Do Opioid-Naïve THA and TKA Patients Have Different Narcotic Consumption Habits?

A retrospective study published in The Journal of Arthroplasty compared narcotic consumption habits between opioid-naïve total hip arthroplasty (THA) and total knee arthroplasty (TKA) patients.

“Total knee arthroplasty (TKA) is associated with increased risk of prolonged narcotic requirement compared to total hip arthroplasty (THA). This study aims to compare acute postoperative narcotic consumption between the two procedures and quantify amount of narcotics used by opioid prescribed,” explained the authors.

To do this, they surveyed THA and TKA patients between October 2017 and August 2019 four weeks after surgery to determine the amount and duration of opioids used, as well as whether they still needed narcotics. There were 1,332 patients who classified themselves as opioid-naïve and underwent either THA (n=670) or TKA (n=662).

During the postoperative period, the total morphine equivalent dose (MED) was lower in the THA group than the TKA group (143 MED vs. 259 MED; P<0.001). Regardless of the specific opioid prescribed, THA patients had a shorter duration of use, lower total amount of pills consumed, and lower refill rates. At four-week follow-up, fewer THA patients required narcotics than TKA patients. For THA patients, a postoperative prescription of 45 pills of any one narcotic was enough for close to 90% of the group. For TKA patients, 60 pills was sufficient for more than 75% of patients.
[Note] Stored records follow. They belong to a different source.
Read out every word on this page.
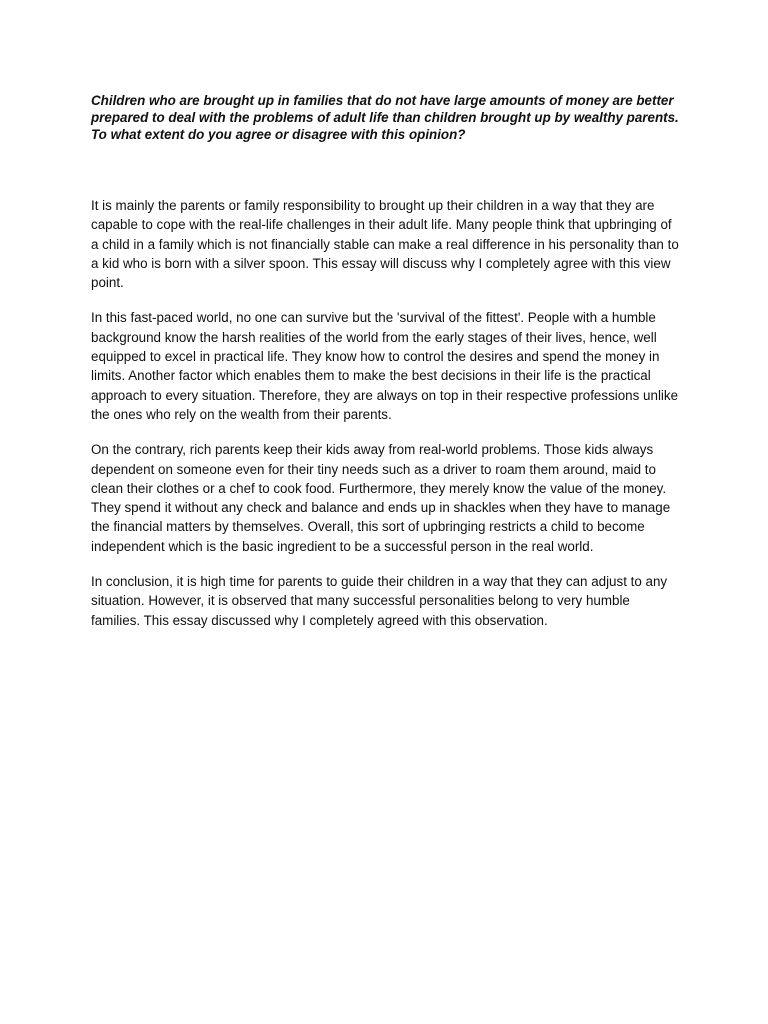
Children who are brought up in families that do not have large amounts of money are better prepared to deal with the problems of adult life than children brought up by wealthy parents.
To what extent do you agree or disagree with this opinion?

It is mainly the parents or family responsibility to brought up their children in a way that they are capable to cope with the real-life challenges in their adult life. Many people think that upbringing of a child in a family which is not financially stable can make a real difference in his personality than to a kid who is born with a silver spoon. This essay will discuss why I completely agree with this view point.

In this fast-paced world, no one can survive but the 'survival of the fittest'. People with a humble background know the harsh realities of the world from the early stages of their lives, hence, well equipped to excel in practical life. They know how to control the desires and spend the money in limits. Another factor which enables them to make the best decisions in their life is the practical approach to every situation. Therefore, they are always on top in their respective professions unlike the ones who rely on the wealth from their parents.

On the contrary, rich parents keep their kids away from real-world problems. Those kids always dependent on someone even for their tiny needs such as a driver to roam them around, maid to clean their clothes or a chef to cook food. Furthermore, they merely know the value of the money. They spend it without any check and balance and ends up in shackles when they have to manage the financial matters by themselves. Overall, this sort of upbringing restricts a child to become independent which is the basic ingredient to be a successful person in the real world.

In conclusion, it is high time for parents to guide their children in a way that they can adjust to any situation. However, it is observed that many successful personalities belong to very humble families. This essay discussed why I completely agreed with this observation.
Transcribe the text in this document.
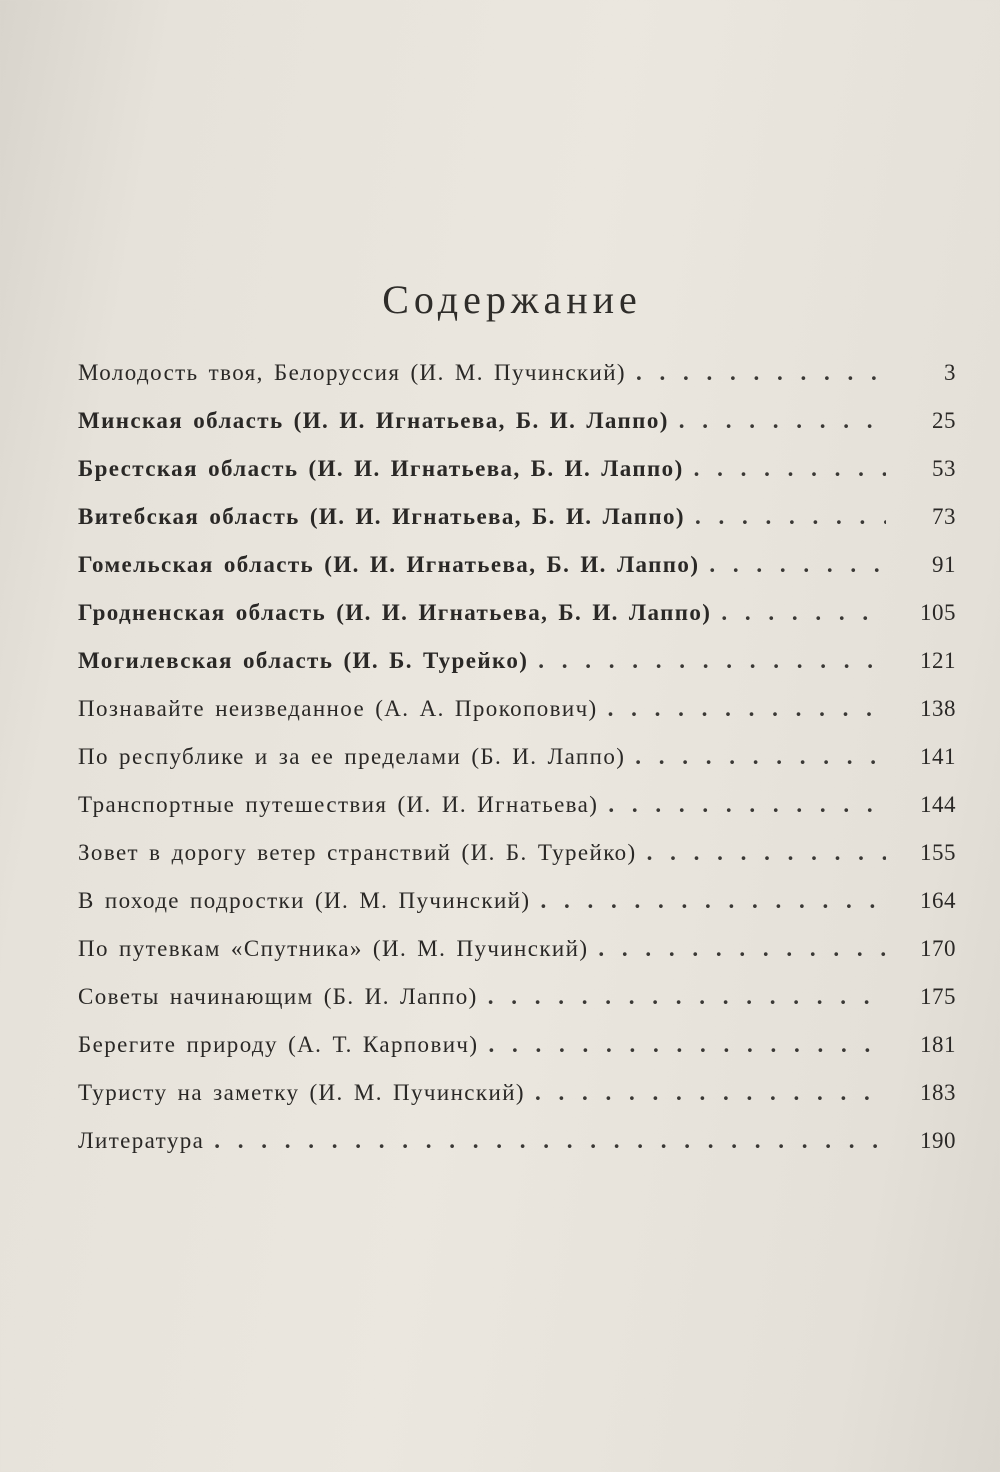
Содержание
Молодость твоя, Белоруссия (И. М. Пучинский) . . .	3
Минская область (И. И. Игнатьева, Б. И. Лаппо) . . .	25
Брестская область (И. И. Игнатьева, Б. И. Лаппо) . . .	53
Витебская область (И. И. Игнатьева, Б. И. Лаппо) . . .	73
Гомельская область (И. И. Игнатьева, Б. И. Лаппо) . . .	91
Гродненская область (И. И. Игнатьева, Б. И. Лаппо) . . .	105
Могилевская область (И. Б. Турейко) . . .	121
Познавайте неизведанное (А. А. Прокопович) . . .	138
По республике и за ее пределами (Б. И. Лаппо) . . .	141
Транспортные путешествия (И. И. Игнатьева) . . .	144
Зовет в дорогу ветер странствий (И. Б. Турейко) . . .	155
В походе подростки (И. М. Пучинский) . . .	164
По путевкам «Спутника» (И. М. Пучинский) . . .	170
Советы начинающим (Б. И. Лаппо) . . .	175
Берегите природу (А. Т. Карпович) . . .	181
Туристу на заметку (И. М. Пучинский) . . .	183
Литература . . .	190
“THA is associated with less total narcotic consumption, shorter duration of use, less refills, and lower likelihood of requiring narcotics at four-week follow up. Percentiles of total narcotics consumed are provided to promote judicious postoperative prescribing patterns, and one could consider further reducing narcotics when utilizing our protocol, particularly for THA patients,” summarized the study authors.
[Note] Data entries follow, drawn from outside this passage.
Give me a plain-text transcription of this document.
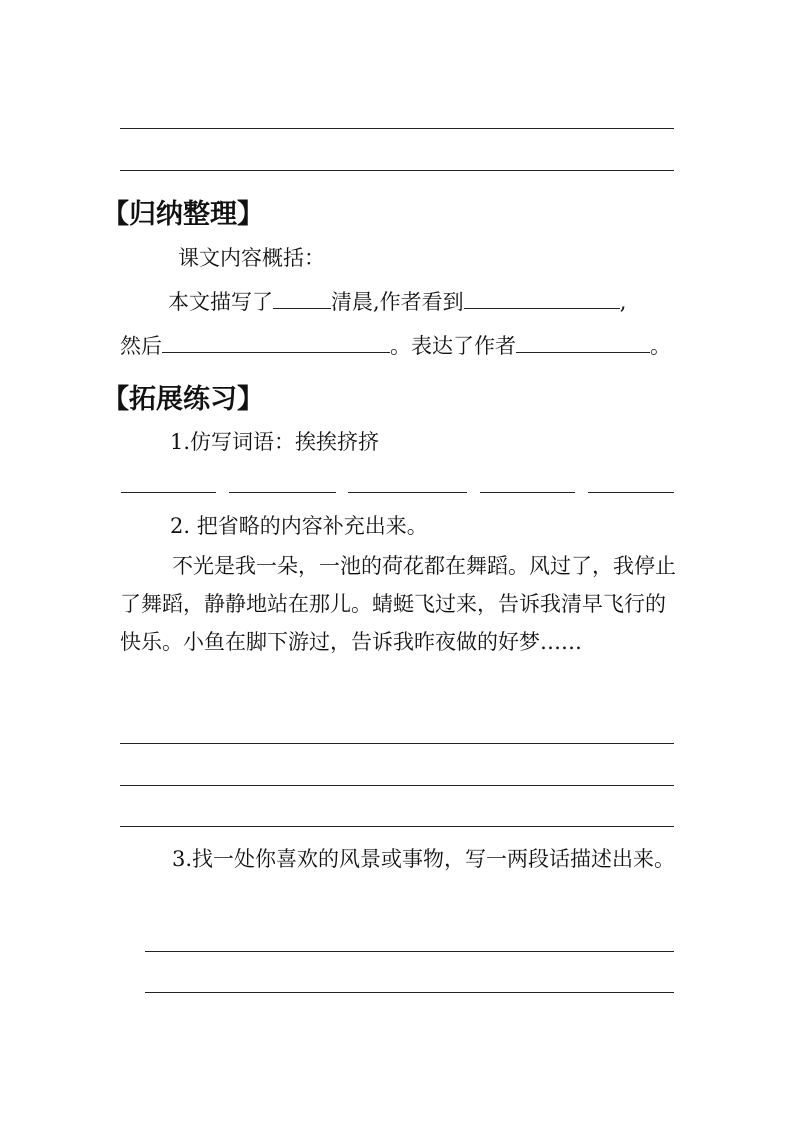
【归纳整理】
课文内容概括：
本文描写了	清晨,作者看到	,
然后	。表达了作者	。
【拓展练习】
1.仿写词语：挨挨挤挤
2. 把省略的内容补充出来。
不光是我一朵，一池的荷花都在舞蹈。风过了，我停止了舞蹈，静静地站在那儿。蜻蜓飞过来，告诉我清早飞行的快乐。小鱼在脚下游过，告诉我昨夜做的好梦……
3.找一处你喜欢的风景或事物，写一两段话描述出来。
What About Outcomes for Preoperative Opioid Users?

A previous study found a correlation between preoperative opioid use and poorer total joint arthroplasty (TJA) outcomes.

The review therefore sought to evaluate how preoperative opioid use impacts patient-reported outcomes (PROs) in TJA patients. The study authors queried Ovid, Embase, Cochrane Library, Scopus, Web of Science Core Collection, and CINAHL for studies comparing preoperative and postoperative PROs in total knee arthroplasty (TKA) and total hip arthroplasty (THA) patients prescribed preoperative opioids to those without a prior prescription. The primary outcome was absolute and relative difference in PRO scores based on preoperative opioid exposure. The secondary outcomes included the prevalence of preoperative opioid use, the definition of preoperative opioid use, postoperative opioid rates based on preoperative use, and postoperative health services requirements. The final analysis included six retrospective cohort studies with a total of 7,356 TJA patients; follow-up ranged from a mean six months to 58 months.
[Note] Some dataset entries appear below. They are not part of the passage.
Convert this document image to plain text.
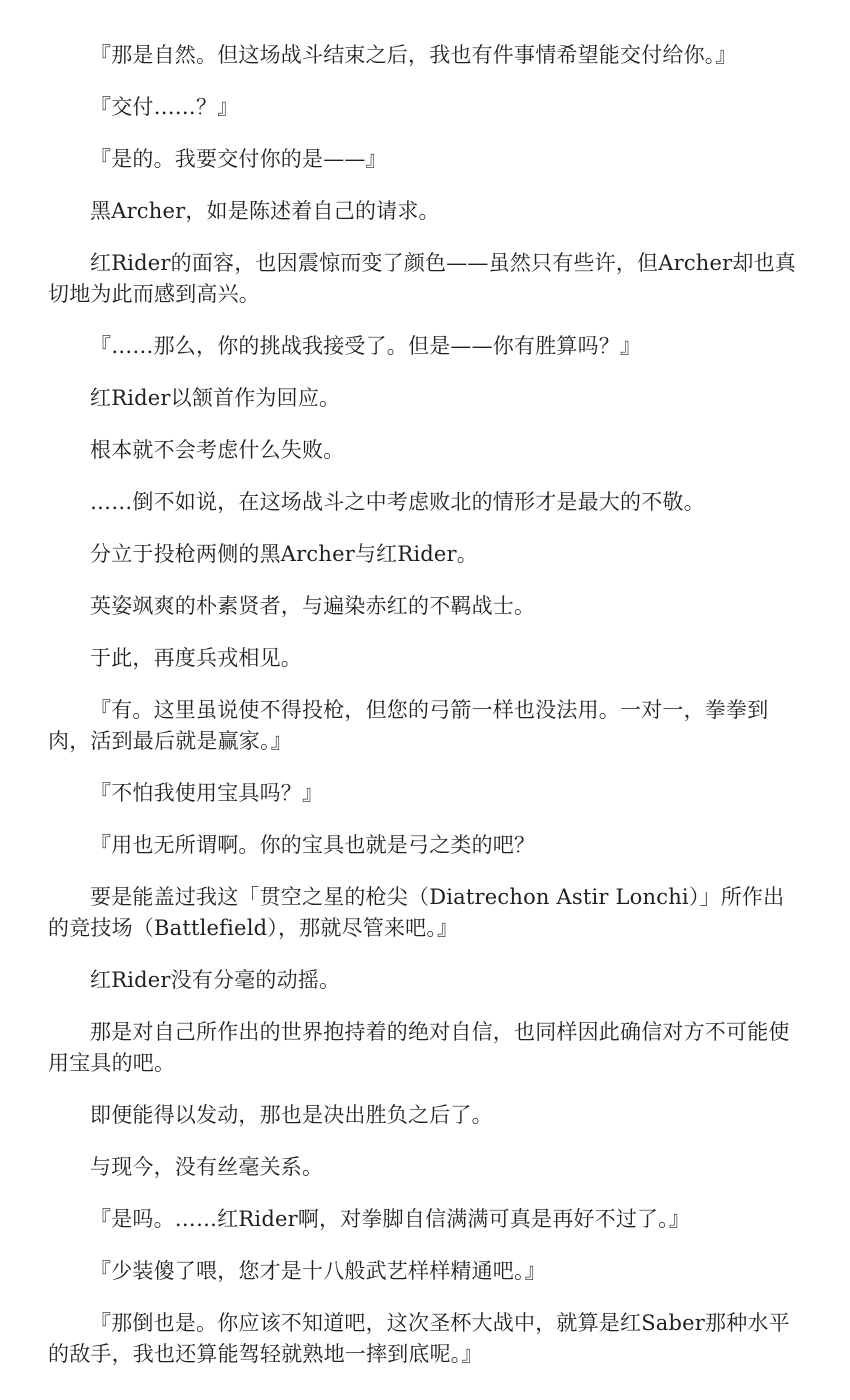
『那是自然。但这场战斗结束之后，我也有件事情希望能交付给你。』

『交付……？』

『是的。我要交付你的是——』

黑Archer，如是陈述着自己的请求。

红Rider的面容，也因震惊而变了颜色——虽然只有些许，但Archer却也真切地为此而感到高兴。

『……那么，你的挑战我接受了。但是——你有胜算吗？』

红Rider以颔首作为回应。

根本就不会考虑什么失败。

……倒不如说，在这场战斗之中考虑败北的情形才是最大的不敬。

分立于投枪两侧的黑Archer与红Rider。

英姿飒爽的朴素贤者，与遍染赤红的不羁战士。

于此，再度兵戎相见。

『有。这里虽说使不得投枪，但您的弓箭一样也没法用。一对一，拳拳到肉，活到最后就是赢家。』

『不怕我使用宝具吗？』

『用也无所谓啊。你的宝具也就是弓之类的吧？

要是能盖过我这「贯空之星的枪尖（Diatrechon Astir Lonchi）」所作出的竞技场（Battlefield），那就尽管来吧。』

红Rider没有分毫的动摇。

那是对自己所作出的世界抱持着的绝对自信，也同样因此确信对方不可能使用宝具的吧。

即便能得以发动，那也是决出胜负之后了。

与现今，没有丝毫关系。

『是吗。……红Rider啊，对拳脚自信满满可真是再好不过了。』

『少装傻了喂，您才是十八般武艺样样精通吧。』

『那倒也是。你应该不知道吧，这次圣杯大战中，就算是红Saber那种水平的敌手，我也还算能驾轻就熟地一摔到底呢。』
Of the total patient cohort, 24.4% had a preoperative opioid prescription. In all six studies, these patients had worse absolute postoperative PROs. Five of the studies reported a smaller relative change in PRO score among preoperative opioid users compared to those without a preoperative prescription.

The study authors concluded that while preoperative opioid users who undergo TJA have worse outcomes compared to opioid-naïve patients, they still benefit from the surgery.